I am not sure why, but the cliché is almost a universal truth. Male drivers take more risks, but women drivers are just annoying. I hate being stuck behind them. I hate having to explain to them what a one-way street is or why, exactly, we should stop at a stop sign. But, at least, if a woman driver gets pissed off she won’t get out of her car and start banging on my window, like that guy did when I stopped at a red light with two girls in a car behind me. He wasn’t even in the same lane. He could have turned right and driven away. But he chose to get out and slam my window to ask me why I had stopped.
“Re malaka, can’t you see the women behind you are waiting?” he yelled.
“Can’t you see the right in front of me is red, you moron?” I muttered below my breath.
Just then, the light changed and I flew off, leaving him standing screaming at no one in particular. Fittingly, the guy in the car behind him was honking his horn at him.
Aside from driving too fast or too slow, not indicating, speeding up at yellow lights and occasionally driving through red lights, the Cypriot driver specialises in one more thing. We are good at parking just about anywhere. We want to park as close to the shop or office which we’re going to, or preferably in it, and after driving around for ten minutes to find a parking spot, the Cypriot driver is willing to dump his (or her) car just about anywhere, including the middle of the roundabout if necessary, just to get things over with. And if and when we park somewhere inappropriate, we will just turn on the hazard lights.

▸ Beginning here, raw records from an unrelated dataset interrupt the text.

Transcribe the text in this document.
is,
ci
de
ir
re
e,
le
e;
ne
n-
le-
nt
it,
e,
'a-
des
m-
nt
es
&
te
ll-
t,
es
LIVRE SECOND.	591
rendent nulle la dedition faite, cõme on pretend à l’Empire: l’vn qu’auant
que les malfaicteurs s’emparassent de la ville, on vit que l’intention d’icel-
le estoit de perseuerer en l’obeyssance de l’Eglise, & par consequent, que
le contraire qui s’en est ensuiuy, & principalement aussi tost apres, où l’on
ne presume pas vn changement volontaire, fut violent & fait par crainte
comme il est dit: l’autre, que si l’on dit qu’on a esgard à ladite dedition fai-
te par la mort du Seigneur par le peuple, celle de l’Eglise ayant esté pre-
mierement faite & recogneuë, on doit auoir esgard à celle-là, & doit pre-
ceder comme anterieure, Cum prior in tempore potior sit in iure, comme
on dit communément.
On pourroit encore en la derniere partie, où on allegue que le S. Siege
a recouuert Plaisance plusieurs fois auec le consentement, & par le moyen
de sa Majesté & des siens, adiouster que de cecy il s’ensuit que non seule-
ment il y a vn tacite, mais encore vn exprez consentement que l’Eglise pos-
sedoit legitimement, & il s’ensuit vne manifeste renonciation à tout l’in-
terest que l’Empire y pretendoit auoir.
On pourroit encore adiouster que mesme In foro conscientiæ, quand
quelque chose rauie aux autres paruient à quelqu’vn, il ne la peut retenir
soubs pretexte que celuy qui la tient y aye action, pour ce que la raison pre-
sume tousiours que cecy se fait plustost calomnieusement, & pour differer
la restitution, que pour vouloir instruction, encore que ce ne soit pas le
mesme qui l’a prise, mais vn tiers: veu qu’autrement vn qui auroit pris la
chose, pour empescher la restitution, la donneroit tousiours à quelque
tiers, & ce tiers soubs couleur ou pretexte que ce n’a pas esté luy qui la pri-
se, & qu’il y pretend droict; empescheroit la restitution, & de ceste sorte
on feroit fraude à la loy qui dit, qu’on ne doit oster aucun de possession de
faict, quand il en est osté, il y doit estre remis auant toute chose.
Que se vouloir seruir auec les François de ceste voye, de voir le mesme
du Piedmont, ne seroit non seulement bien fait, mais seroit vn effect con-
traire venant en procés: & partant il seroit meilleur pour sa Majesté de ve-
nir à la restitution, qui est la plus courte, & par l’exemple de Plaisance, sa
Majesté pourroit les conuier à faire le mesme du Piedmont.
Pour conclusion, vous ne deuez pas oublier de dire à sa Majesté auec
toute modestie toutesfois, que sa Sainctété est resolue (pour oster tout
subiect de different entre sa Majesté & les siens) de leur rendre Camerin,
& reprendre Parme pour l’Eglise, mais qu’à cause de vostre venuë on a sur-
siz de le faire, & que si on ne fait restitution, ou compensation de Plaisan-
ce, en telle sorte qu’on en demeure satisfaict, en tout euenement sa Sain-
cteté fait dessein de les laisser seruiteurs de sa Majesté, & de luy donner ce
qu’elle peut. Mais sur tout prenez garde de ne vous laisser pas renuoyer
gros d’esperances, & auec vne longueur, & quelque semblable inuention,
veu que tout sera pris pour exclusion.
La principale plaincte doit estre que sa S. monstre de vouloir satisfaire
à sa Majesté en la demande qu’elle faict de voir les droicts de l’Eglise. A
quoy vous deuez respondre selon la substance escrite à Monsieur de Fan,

In most countries these are the flashing lights people switch on to indicate that they have been involved in an accident or to alert other drivers to a problem. In Cyprus, they are used when a driver decides to leave a car in the middle of the road or outside someone’s gate. Far from indicating that there is a problem, all they do is indicate that the driver is a selfish moron. They are not “I am in trouble” lights; they are “I just don’t give a rat’s ass” lights.
Of course we’ve all used our hazard lights in such a way. Even I have. And I’ve driven away from that pavement where I blocked the oncoming traffic, with those flashing lights still on, indicating to the world that either my car or I am in need of serious professional help.
Nobody’s perfect, even though I get pretty close sometimes. And even if you come from a place like Switzerland, where I expect the traffic is as well organised and runs as smoothly as the inside of a Breitling watch, you too can learn to drive the Cypriot way: like a selfish douchebag.
Although if you somehow end up in front of me going 30 in a 50 km area, not indicating, and not letting me overtake you, expect to be called everything under the sun. In fact, “selfish douchebag” would be the most innocent of the expressions I might use.